Osservando attentamente, tra le fiamme rosso porpora del booklet è possibile scorgere una delle rare immagini dei The Glasspack, band antidiva per eccellenza e per nulla incline ad esibire qualcosa di sè che non sia la propria musica. A mio parere c’è però un’altra causa per questa ritrosia fotografica, per quel che mi riguarda è il trio più brutto e scalcagnato mai visto in trent’anni di rock duro.
Un capellone pseudo-hippy malvestito e dall’espressione fortemente inebetita e tossica, un pachiderma di oltre cento chili con il viso e l’abbigliamento di un bambino poco sveglio, uno strambo cow-boy totalmente stordito e con i calzoncini corti. Il tutto ambientato in uno di quegli orridi quartieri di villette borghesi che si vedono solo negli Usa, un delirio di giardinetti fioriti, lindi sentieri e lucidi camper per la gita domenicale. Altro che inventarsi il look da cattivoni, studiare le pose da true-qualchecosa, rubare il make-up alle sorelline, qui sembra di essere sul set di “Forrest Gump” ma con gli interpreti di “Frogs”.
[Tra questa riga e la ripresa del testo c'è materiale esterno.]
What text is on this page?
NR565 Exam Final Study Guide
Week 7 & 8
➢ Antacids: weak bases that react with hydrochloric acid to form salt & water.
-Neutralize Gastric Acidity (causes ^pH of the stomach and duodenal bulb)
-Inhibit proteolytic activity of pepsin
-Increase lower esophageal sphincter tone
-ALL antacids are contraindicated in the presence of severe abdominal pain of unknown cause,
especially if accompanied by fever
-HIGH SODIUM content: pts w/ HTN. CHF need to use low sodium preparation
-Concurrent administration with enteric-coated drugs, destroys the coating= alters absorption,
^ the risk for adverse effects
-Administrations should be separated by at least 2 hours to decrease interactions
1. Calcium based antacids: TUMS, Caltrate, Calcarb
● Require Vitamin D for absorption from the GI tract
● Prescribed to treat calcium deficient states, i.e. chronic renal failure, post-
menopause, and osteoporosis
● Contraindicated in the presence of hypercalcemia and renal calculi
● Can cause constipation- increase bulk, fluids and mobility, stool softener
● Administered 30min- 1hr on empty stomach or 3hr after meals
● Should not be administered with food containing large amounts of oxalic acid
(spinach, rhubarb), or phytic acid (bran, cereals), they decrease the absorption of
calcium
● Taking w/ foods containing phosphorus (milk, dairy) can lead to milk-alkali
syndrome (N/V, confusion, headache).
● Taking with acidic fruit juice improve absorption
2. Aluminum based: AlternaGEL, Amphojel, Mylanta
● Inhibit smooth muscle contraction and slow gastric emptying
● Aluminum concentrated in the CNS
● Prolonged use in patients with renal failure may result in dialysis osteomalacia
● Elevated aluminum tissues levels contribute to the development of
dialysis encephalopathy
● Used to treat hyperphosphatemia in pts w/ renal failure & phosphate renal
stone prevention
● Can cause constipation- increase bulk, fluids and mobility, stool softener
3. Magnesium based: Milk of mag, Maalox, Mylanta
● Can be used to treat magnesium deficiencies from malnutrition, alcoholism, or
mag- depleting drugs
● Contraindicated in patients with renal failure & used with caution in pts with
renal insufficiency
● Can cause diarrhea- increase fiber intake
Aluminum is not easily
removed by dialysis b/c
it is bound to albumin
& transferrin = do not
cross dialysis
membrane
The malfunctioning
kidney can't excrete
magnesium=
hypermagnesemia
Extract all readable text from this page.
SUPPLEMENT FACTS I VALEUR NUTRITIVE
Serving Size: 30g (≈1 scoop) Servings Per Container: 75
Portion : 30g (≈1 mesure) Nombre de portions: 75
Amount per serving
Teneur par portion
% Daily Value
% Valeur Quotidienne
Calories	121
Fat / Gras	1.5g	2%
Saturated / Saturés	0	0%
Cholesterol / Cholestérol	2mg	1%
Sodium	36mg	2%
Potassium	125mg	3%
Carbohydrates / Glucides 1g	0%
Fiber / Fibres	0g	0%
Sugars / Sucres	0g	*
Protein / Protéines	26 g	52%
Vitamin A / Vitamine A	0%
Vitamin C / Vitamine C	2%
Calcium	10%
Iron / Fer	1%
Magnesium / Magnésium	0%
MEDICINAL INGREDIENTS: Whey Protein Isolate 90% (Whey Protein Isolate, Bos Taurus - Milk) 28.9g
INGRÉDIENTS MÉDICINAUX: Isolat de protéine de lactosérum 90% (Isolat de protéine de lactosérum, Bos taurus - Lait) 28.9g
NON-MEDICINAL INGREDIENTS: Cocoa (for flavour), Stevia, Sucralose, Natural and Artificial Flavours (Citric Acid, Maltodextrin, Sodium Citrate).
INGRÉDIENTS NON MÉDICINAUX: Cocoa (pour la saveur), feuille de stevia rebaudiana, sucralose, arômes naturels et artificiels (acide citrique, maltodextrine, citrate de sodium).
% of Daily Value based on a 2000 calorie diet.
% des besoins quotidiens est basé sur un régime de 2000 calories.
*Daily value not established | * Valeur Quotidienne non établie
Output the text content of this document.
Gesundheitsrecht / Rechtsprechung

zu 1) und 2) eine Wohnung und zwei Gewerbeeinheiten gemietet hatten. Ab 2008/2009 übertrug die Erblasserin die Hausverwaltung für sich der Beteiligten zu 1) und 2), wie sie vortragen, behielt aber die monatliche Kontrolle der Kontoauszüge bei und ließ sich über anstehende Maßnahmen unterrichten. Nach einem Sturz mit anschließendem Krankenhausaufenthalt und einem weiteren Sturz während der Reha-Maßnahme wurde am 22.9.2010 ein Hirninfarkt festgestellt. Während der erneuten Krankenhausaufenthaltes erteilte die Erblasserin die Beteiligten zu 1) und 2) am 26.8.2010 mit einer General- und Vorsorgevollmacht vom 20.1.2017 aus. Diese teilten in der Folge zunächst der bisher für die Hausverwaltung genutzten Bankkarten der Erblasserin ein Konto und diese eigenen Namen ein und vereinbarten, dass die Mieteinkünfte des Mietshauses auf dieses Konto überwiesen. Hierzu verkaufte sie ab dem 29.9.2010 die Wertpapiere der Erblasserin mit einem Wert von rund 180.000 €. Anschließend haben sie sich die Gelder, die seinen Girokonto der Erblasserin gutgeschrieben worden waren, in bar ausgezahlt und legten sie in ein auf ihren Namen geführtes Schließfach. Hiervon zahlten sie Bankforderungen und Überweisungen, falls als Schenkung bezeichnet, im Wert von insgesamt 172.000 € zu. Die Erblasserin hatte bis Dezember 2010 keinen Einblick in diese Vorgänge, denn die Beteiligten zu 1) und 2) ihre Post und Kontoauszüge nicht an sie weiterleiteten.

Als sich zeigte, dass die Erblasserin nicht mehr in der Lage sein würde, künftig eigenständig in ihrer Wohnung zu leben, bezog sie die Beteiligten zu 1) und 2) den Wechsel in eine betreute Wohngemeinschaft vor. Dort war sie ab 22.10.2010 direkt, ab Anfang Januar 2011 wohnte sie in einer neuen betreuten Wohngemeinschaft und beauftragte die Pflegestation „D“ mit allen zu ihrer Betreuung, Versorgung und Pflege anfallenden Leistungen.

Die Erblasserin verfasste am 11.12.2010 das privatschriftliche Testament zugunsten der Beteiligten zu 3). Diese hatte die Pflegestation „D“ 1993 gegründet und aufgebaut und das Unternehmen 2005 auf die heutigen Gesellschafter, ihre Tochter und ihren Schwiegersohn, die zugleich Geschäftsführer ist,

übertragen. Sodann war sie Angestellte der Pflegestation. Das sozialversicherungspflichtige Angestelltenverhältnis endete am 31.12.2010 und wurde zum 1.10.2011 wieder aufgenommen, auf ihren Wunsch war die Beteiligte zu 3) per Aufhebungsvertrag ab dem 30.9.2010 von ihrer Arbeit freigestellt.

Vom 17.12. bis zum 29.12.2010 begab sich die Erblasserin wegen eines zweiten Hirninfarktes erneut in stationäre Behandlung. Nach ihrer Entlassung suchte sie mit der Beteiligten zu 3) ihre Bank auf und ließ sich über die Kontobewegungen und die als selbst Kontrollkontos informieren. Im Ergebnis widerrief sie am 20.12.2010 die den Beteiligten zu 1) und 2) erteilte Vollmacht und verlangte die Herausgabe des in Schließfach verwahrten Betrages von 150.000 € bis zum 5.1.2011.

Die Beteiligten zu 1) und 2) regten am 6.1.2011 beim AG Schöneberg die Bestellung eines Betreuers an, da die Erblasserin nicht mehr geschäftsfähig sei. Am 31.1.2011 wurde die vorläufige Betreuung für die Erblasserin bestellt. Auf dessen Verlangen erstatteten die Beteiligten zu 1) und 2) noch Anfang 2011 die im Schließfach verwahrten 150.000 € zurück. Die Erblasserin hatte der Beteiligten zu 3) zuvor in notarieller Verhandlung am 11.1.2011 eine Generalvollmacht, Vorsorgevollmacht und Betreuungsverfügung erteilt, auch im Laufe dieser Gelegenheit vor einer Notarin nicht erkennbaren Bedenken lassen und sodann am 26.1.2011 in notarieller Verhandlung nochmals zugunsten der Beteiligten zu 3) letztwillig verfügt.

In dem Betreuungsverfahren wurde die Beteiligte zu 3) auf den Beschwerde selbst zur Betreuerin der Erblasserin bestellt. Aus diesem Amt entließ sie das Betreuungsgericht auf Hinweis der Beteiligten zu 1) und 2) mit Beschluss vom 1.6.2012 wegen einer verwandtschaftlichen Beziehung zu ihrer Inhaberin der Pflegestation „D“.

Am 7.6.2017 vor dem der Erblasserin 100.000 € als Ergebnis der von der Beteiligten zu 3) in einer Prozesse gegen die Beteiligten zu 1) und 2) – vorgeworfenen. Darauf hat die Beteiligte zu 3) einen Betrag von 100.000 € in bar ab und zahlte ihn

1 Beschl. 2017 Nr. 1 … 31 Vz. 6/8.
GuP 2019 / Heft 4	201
Talvolta un semplice ritratto offre tantissimi elementi essenziali. Questi ragazzi non appaiono del tutto normali, c’è qualcosa di storto, d’incompleto, d’insano in loro, e ciò si riflette inevitabilmente nella loro musica.
Un sound piagato, ipersaturo, malato, cigolante, attraversato da una strana corrente maligna ed ostile, ancor prima che psicotica e drogata.
Il trio di Louisville chiama “dirty ass American rock’n’roll” questo fragore velenoso e maledetto, sfregiato da vocals che sembrano conati acidi e da schizzi di materia psichedelica che non è neppure lontana parente di quella liquida e carezzevole del deserto, ma ha il sapore di lsd andato a male, di sniffi di collante e trip con visioni da incubo.
Trentasei ore per registrare questo sporco incesto tra i Rolling Stones e gli Electric Wizard, un’orgia sfiancante di feedback ed effettacci sul microfono ma senza menarla per le lunghe, pezzi brevi, compatti, e sputati dritto in faccia.
Perché ho nominato i Rolling Stones in questo contesto? Perché c’è la cover di “Gimme shelter” che perfino i fans più accaniti di Jagger e soci stenteranno a riconoscere dopo lo stupro operato dai The Glasspack, che l’hanno trasfigurata in una delle loro catramose canzoni.
Prendiamo un lisergico strumentale noise-doom come “Hairsoup” che di per sé non è nulla di clamoroso, nell’interpretazione di questi tre sbandati assume un’inconfondibile aria mefitica, soffocante, primitiva, ad alto rischio di assuefazione perché esattamente ciò che si pretende da una band di sporco rock’n’roll, se si conosce a fondo questa musica.
Il favoloso volo allucinatorio della lead-ospite di Ed Mundell in “Peepshow”, il martellare sguaiato ed ignorante di “Twenty-five cents” e “Barn party”, fino alla sghemba orecchiabilità di “Oil pan” dimostrano, se ce ne fosse ancora bisogno, in quale settore occorre cercare l’eredità di coloro che un giorno hanno intuito le indescrivibili emozioni che può offrire il rock, portato alle estreme conseguenze in fatto di volume, pesantezza e distorsione.
Alla fine i The ‘Pack (così li chiamano i loro sparuti fans Americani...) fanno soltanto poche cose semplici, ma con tutta la dose di follia che è completamente scomparsa dal noioso ed iper-conformista heavy contemporaneo.
L’andamento sostenuto, quasi saltellante, di “Lil’ birdie” o della title-track che degrada in putridi lamenti psycho-sludge nello spazio di pochi intensi minuti, chiarisce meglio di mille parole se uno ha voglia di ascoltare.
Band di nicchia, qualcuno direbbe band da birreria, ma è proprio negli infimi e scassati locali, tra ubriachi, drogati, papponi e puttane, che si è fatta la storia della musica. I The Glasspack sono troppo sballati per scrivere pagine nuove, ma di gente così non possiamo farne a meno.